Kültür ve Turizm Bakanı Mehmet Nuri Ersoy, otelin “yangın yeterlilik belgesi”nin Bolu Belediyesi İtfaiyesi tarafından verildiğini söyleyerek sorumluluğu yerel yönetime yöneltti.
Ancak CHP’li Bolu Belediye Başkanı Tanju Özcan, bakanın sözlerini yalanlayarak, “İtfaiyenin yaptırım gücü 2012’de yönetmelik değişikliğiyle ellerinden alındı. Bakanlar doğruyu söylemiyor,” dedi.

Emsal Niteliğinde Bir Karar

98 sayfalık iddianamede sanıklar hakkında 78 kez olası kastla öldürme suçlaması yöneltilmişti.
Mahkemenin verdiği ağırlaştırılmış müebbet cezaları, Türkiye’de kamu ihmaliyle birleşen özel sektör suçlarına yönelik emsal bir karar olarak değerlendiriliyor.

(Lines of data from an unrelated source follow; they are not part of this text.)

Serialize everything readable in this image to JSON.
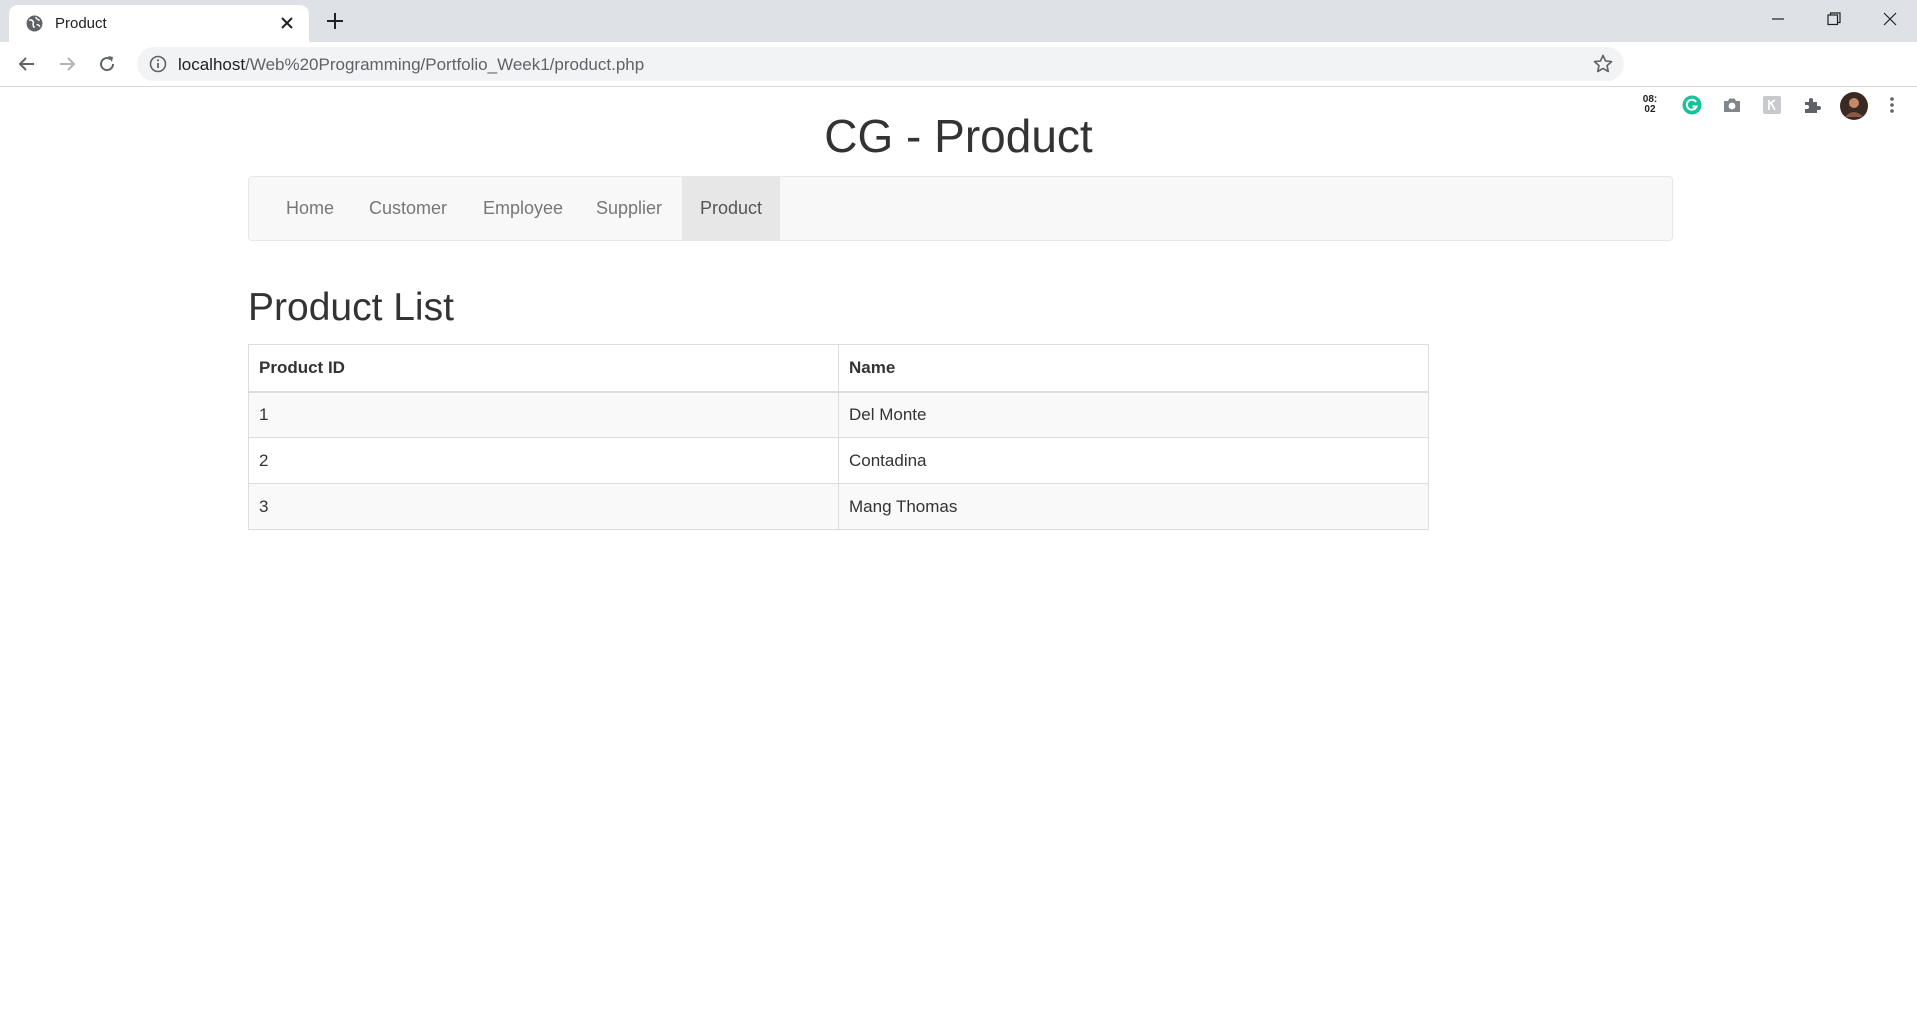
{
  "browser": {
    "tab_title": "Product",
    "url_host": "localhost",
    "url_path": "/Web%20Programming/Portfolio_Week1/product.php",
    "extension_clock": "08:\n02"
  },
  "page": {
    "title": "CG - Product",
    "nav": [
      {
        "label": "Home",
        "active": false
      },
      {
        "label": "Customer",
        "active": false
      },
      {
        "label": "Employee",
        "active": false
      },
      {
        "label": "Supplier",
        "active": false
      },
      {
        "label": "Product",
        "active": true
      }
    ],
    "section_title": "Product List",
    "table": {
      "headers": [
        "Product ID",
        "Name"
      ],
      "rows": [
        [
          "1",
          "Del Monte"
        ],
        [
          "2",
          "Contadina"
        ],
        [
          "3",
          "Mang Thomas"
        ]
      ]
    }
  },
  "colors": {
    "tabstrip": "#dee1e6",
    "navbar_bg": "#f8f8f8",
    "nav_active_bg": "#e7e7e7",
    "grammarly_green": "#15c39a"
  }
}
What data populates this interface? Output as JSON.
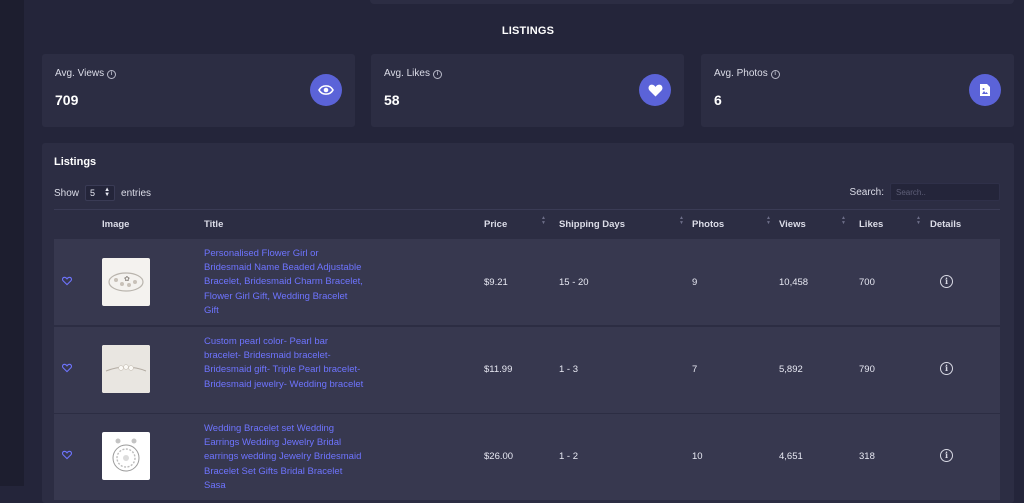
{
  "page": {
    "section_title": "LISTINGS"
  },
  "stats": [
    {
      "label": "Avg. Views",
      "value": "709",
      "icon": "eye-icon"
    },
    {
      "label": "Avg. Likes",
      "value": "58",
      "icon": "heart-icon"
    },
    {
      "label": "Avg. Photos",
      "value": "6",
      "icon": "image-file-icon"
    }
  ],
  "listings": {
    "title": "Listings",
    "show_label": "Show",
    "entries_value": "5",
    "entries_label": "entries",
    "search_label": "Search:",
    "search_placeholder": "Search..",
    "columns": [
      "Image",
      "Title",
      "Price",
      "Shipping Days",
      "Photos",
      "Views",
      "Likes",
      "Details"
    ],
    "rows": [
      {
        "title": "Personalised Flower Girl or Bridesmaid Name Beaded Adjustable Bracelet, Bridesmaid Charm Bracelet, Flower Girl Gift, Wedding Bracelet Gift",
        "price": "$9.21",
        "shipping_days": "15 - 20",
        "photos": "9",
        "views": "10,458",
        "likes": "700"
      },
      {
        "title": "Custom pearl color- Pearl bar bracelet- Bridesmaid bracelet- Bridesmaid gift- Triple Pearl bracelet- Bridesmaid jewelry- Wedding bracelet",
        "price": "$11.99",
        "shipping_days": "1 - 3",
        "photos": "7",
        "views": "5,892",
        "likes": "790"
      },
      {
        "title": "Wedding Bracelet set Wedding Earrings Wedding Jewelry Bridal earrings wedding Jewelry Bridesmaid Bracelet Set Gifts Bridal Bracelet Sasa",
        "price": "$26.00",
        "shipping_days": "1 - 2",
        "photos": "10",
        "views": "4,651",
        "likes": "318"
      }
    ]
  },
  "colors": {
    "accent": "#5b63d8",
    "link": "#6e74ff",
    "background": "#24253a",
    "card": "#2c2d43",
    "row": "#37384f"
  }
}
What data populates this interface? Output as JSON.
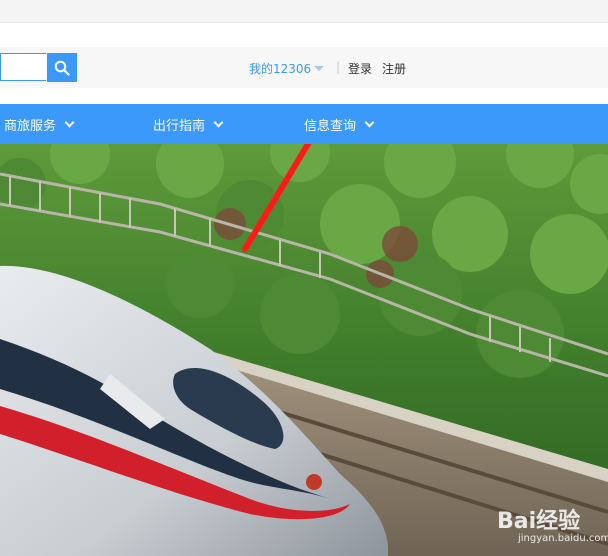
{
  "header": {
    "search": {
      "value": "",
      "placeholder": ""
    },
    "my12306": "我的12306",
    "separator": "|",
    "login": "登录",
    "register": "注册"
  },
  "nav": {
    "items": [
      {
        "label": "商旅服务"
      },
      {
        "label": "出行指南"
      },
      {
        "label": "信息查询"
      }
    ]
  },
  "watermark": {
    "logo": "Bai经验",
    "url": "jingyan.baidu.com"
  },
  "colors": {
    "accent": "#3b99fc",
    "arrow": "#ff1a1a",
    "train_red": "#d21f2c"
  }
}
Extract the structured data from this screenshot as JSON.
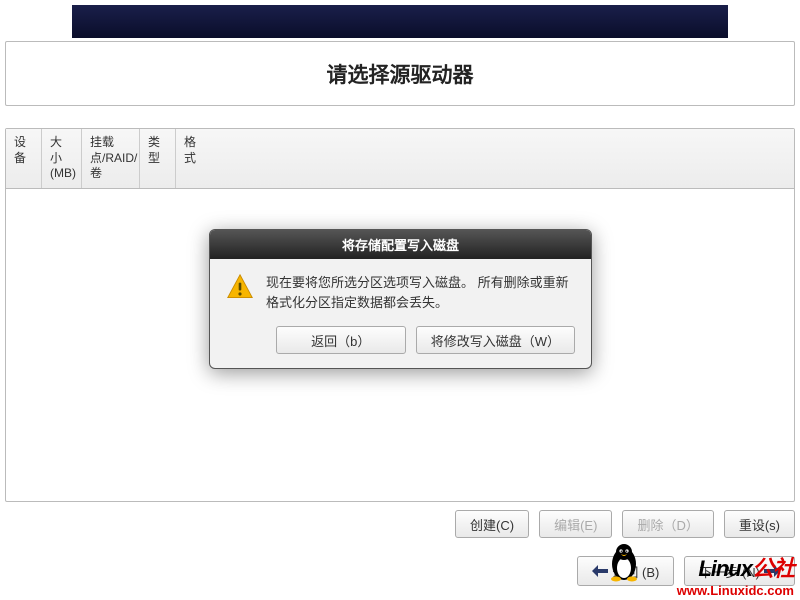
{
  "header": {
    "title": "请选择源驱动器"
  },
  "table": {
    "columns": {
      "device": "设备",
      "size": "大小(MB)",
      "mount": "挂载点/RAID/卷",
      "type": "类型",
      "format": "格式"
    },
    "rows": []
  },
  "actions": {
    "create": "创建(C)",
    "edit": "编辑(E)",
    "delete": "删除（D）",
    "reset": "重设(s)"
  },
  "nav": {
    "back": "返回 (B)",
    "next": "下一步 (N)"
  },
  "dialog": {
    "title": "将存储配置写入磁盘",
    "message": "现在要将您所选分区选项写入磁盘。 所有删除或重新格式化分区指定数据都会丢失。",
    "back": "返回（b）",
    "write": "将修改写入磁盘（W）"
  },
  "watermark": {
    "brand_prefix": "Linux",
    "brand_suffix": "公社",
    "url": "www.Linuxidc.com"
  }
}
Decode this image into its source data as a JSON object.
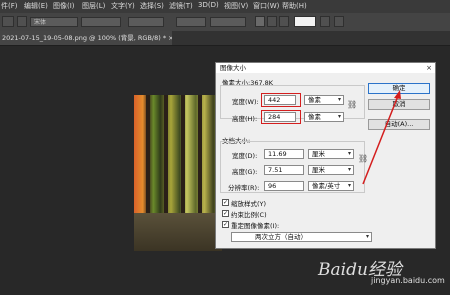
{
  "menu": [
    "件(F)",
    "编辑(E)",
    "图像(I)",
    "图层(L)",
    "文字(Y)",
    "选择(S)",
    "滤镜(T)",
    "3D(D)",
    "视图(V)",
    "窗口(W)",
    "帮助(H)"
  ],
  "options_bar": {
    "font": "宋体"
  },
  "document_tab": "2021-07-15_19-05-08.png @ 100% (背景, RGB/8) * ×",
  "dialog": {
    "title": "图像大小",
    "close": "×",
    "pixel_size_label": "像素大小:367.8K",
    "pixel": {
      "width_label": "宽度(W):",
      "width_value": "442",
      "width_unit": "像素",
      "height_label": "高度(H):",
      "height_value": "284",
      "height_unit": "像素"
    },
    "doc_size_label": "文档大小:",
    "doc": {
      "width_label": "宽度(D):",
      "width_value": "11.69",
      "width_unit": "厘米",
      "height_label": "高度(G):",
      "height_value": "7.51",
      "height_unit": "厘米",
      "res_label": "分辨率(R):",
      "res_value": "96",
      "res_unit": "像素/英寸"
    },
    "buttons": {
      "ok": "确定",
      "cancel": "取消",
      "auto": "自动(A)..."
    },
    "checkboxes": [
      {
        "label": "缩放样式(Y)",
        "checked": true
      },
      {
        "label": "约束比例(C)",
        "checked": true
      },
      {
        "label": "重定图像像素(I):",
        "checked": true
      }
    ],
    "resample": "两次立方（自动）"
  },
  "watermark": {
    "brand": "Baidu经验",
    "url": "jingyan.baidu.com"
  },
  "colors": {
    "annotation_red": "#d41e1e",
    "ok_border": "#2b73c9"
  }
}
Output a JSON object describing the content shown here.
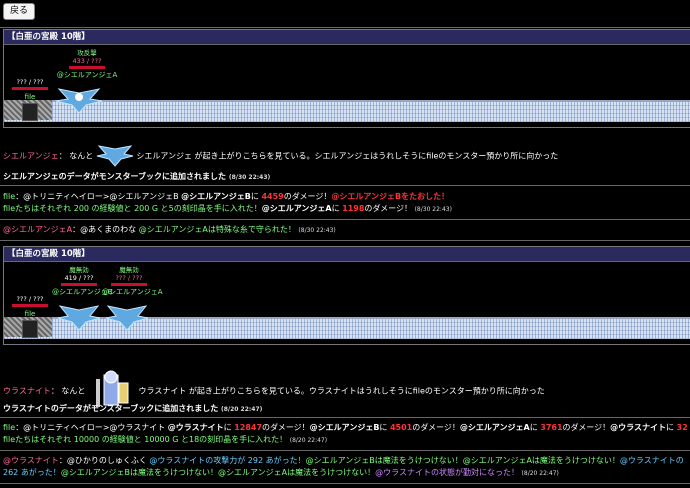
{
  "back_label": "戻る",
  "battle1": {
    "title": "【白亜の宮殿 10階】",
    "player": {
      "name": "file",
      "hp": "??? / ???",
      "hp_ratio": 1.0
    },
    "enemy": {
      "status": "攻反撃",
      "hp": "433 / ???",
      "name": "@シエルアンジェA",
      "hp_ratio": 0.8
    }
  },
  "log1": {
    "encounter_name": "シエルアンジェ",
    "encounter_pre": "： なんと",
    "encounter_post": "シエルアンジェ が起き上がりこちらを見ている。シエルアンジェはうれしそうにfileのモンスター預かり所に向かった",
    "book_line": "シエルアンジェのデータがモンスターブックに追加されました",
    "book_ts": "(8/30 22:43)",
    "atk_a": "file",
    "atk_b": "：@トリニティヘイロー>@シエルアンジェB",
    "atk_c": "@シエルアンジェB",
    "atk_d": "に",
    "atk_dmg1": "4459",
    "atk_e": "のダメージ！",
    "atk_kill": "@シエルアンジェBをたおした！",
    "reward_a": "fileたちはそれぞれ 200 の経験値と 200 G と5の刻印晶を手に入れた！",
    "reward_b": "@シエルアンジェA",
    "reward_c": "に",
    "reward_dmg": "1198",
    "reward_d": "のダメージ！",
    "reward_ts": "(8/30 22:43)",
    "speak_name": "@シエルアンジェA",
    "speak_text": "：@あくまのわな",
    "speak_effect": "@シエルアンジェAは特殊な糸で守られた！",
    "speak_ts": "(8/30 22:43)"
  },
  "battle2": {
    "title": "【白亜の宮殿 10階】",
    "player": {
      "name": "file",
      "hp": "??? / ???",
      "hp_ratio": 1.0
    },
    "enemies": [
      {
        "status": "魔無効",
        "hp": "419 / ???",
        "name": "@シエルアンジェB",
        "hp_ratio": 0.8
      },
      {
        "status": "魔無効",
        "hp": "??? / ???",
        "name": "@シエルアンジェA",
        "hp_ratio": 0.8
      }
    ]
  },
  "log2": {
    "encounter_name": "ウラスナイト",
    "encounter_pre": "： なんと",
    "encounter_post": "ウラスナイト が起き上がりこちらを見ている。ウラスナイトはうれしそうにfileのモンスター預かり所に向かった",
    "book_line": "ウラスナイトのデータがモンスターブックに追加されました",
    "book_ts": "(8/20 22:47)",
    "atk_a": "file",
    "atk_b": "：@トリニティヘイロー>@ウラスナイト",
    "atk_c": "@ウラスナイト",
    "atk_d": "に",
    "atk_dmg1": "12847",
    "atk_e": "のダメージ！",
    "atk_f": "@シエルアンジェB",
    "atk_g": "に",
    "atk_dmg2": "4501",
    "atk_h": "のダメージ！",
    "atk_i": "@シエルアンジェA",
    "atk_j": "に",
    "atk_dmg3": "3761",
    "atk_k": "のダメージ！",
    "atk_l": "@ウラスナイト",
    "atk_m": "に",
    "atk_dmg4": "32",
    "reward_a": "fileたちはそれぞれ 10000 の経験値と 10000 G と18の刻印晶を手に入れた！",
    "reward_ts": "(8/20 22:47)",
    "spell_name": "@ウラスナイト",
    "spell_text": "：@ひかりのしゅくふく",
    "spell_r1": "@ウラスナイトの攻撃力が 292 あがった！",
    "spell_r2": "@シエルアンジェBは魔法をうけつけない！",
    "spell_r3": "@シエルアンジェAは魔法をうけつけない！",
    "spell_r4": "@ウラスナイトの",
    "spell_l2_a": "262 あがった！",
    "spell_l2_b": "@シエルアンジェBは魔法をうけつけない！",
    "spell_l2_c": "@シエルアンジェAは魔法をうけつけない！",
    "spell_l2_d": "@ウラスナイトの状態が勤対になった！",
    "spell_ts": "(8/20 22:47)"
  }
}
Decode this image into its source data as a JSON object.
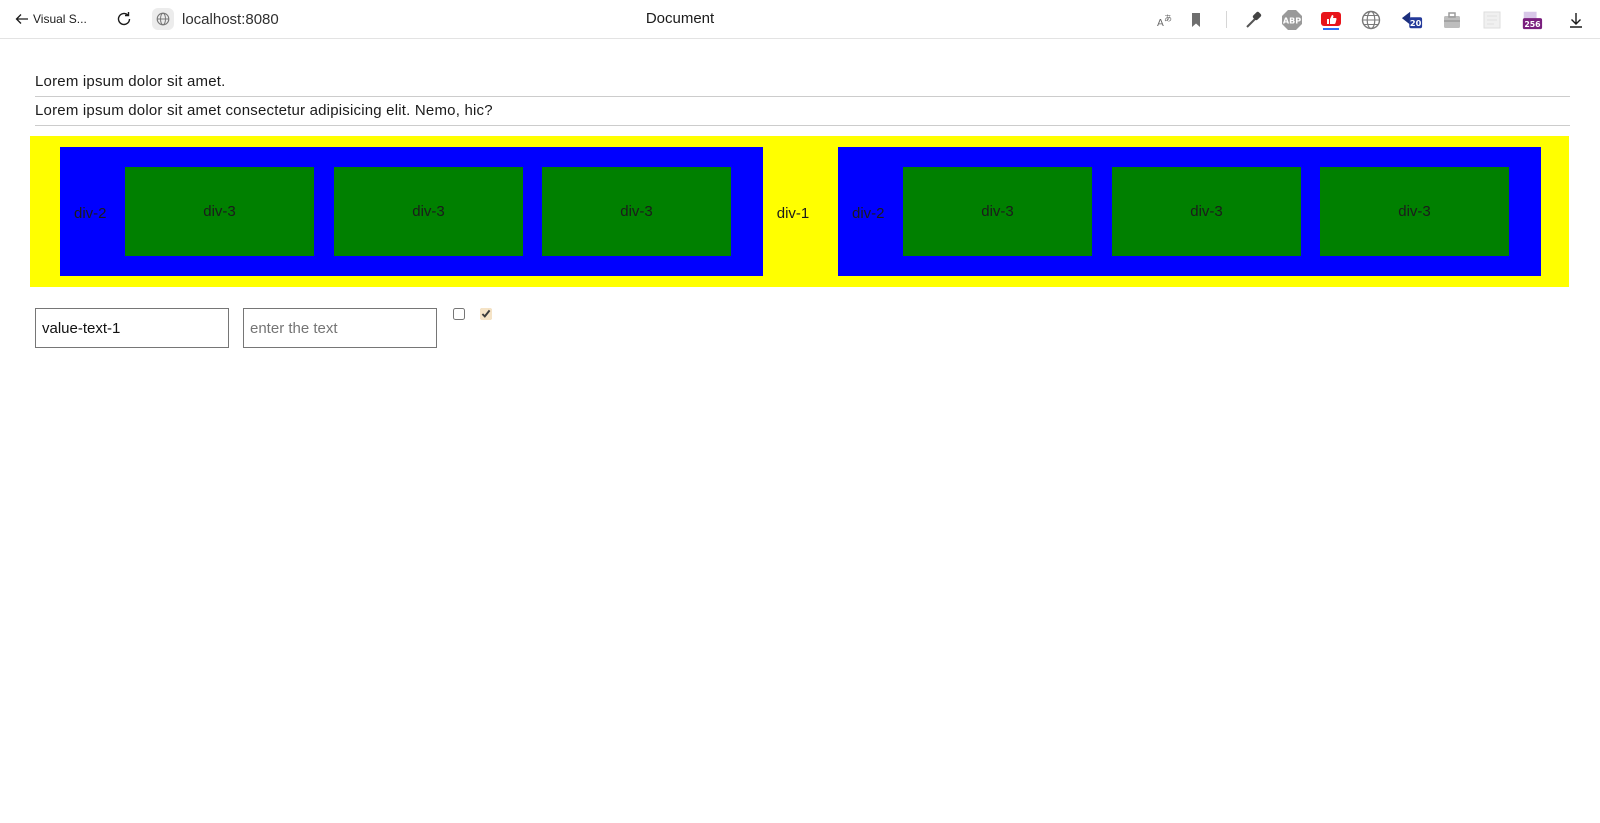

Yangında sekiz yakınını kaybeden avukat Yüksel Gültekin, karar sonrası yaptığı açıklamada “Bu dava 78 canın hesabının sorulduğu bir davaydı. Sessiz sedasız kapanmasına izin vermedik. En azından adalet bir nebze yerini buldu,” dedi.

Ancak hukukçular, asıl sınavın denetim ve yapı güvenliği sisteminin köklü biçimde reforme edilip edilmeyeceğinde olduğunu vurguluyor.

Türkiye’de Yapı Güvenliği Sorunu Kronikleşiyor

Kartalkaya yangını, Türkiye’de uzun süredir süregelen “denetimsiz inşaat ve turizm yatırımı” düzeninin acı bir sonucu olarak değerlendiriliyor.
Deprem, maden ve yangın facialarında olduğu gibi, rant odaklı büyüme politikaları, hem kamu hem özel sektör eliyle tekrar eden bir ölüm döngüsüne dönüşmüş durumda.

78 kişinin hayatına mal olan bu olay, yalnızca bir “yangın faciası” değil; denetimsizliğin, siyasi koruma ağlarının ve kamu ihmalinin bedeli olarak tarihe geçti.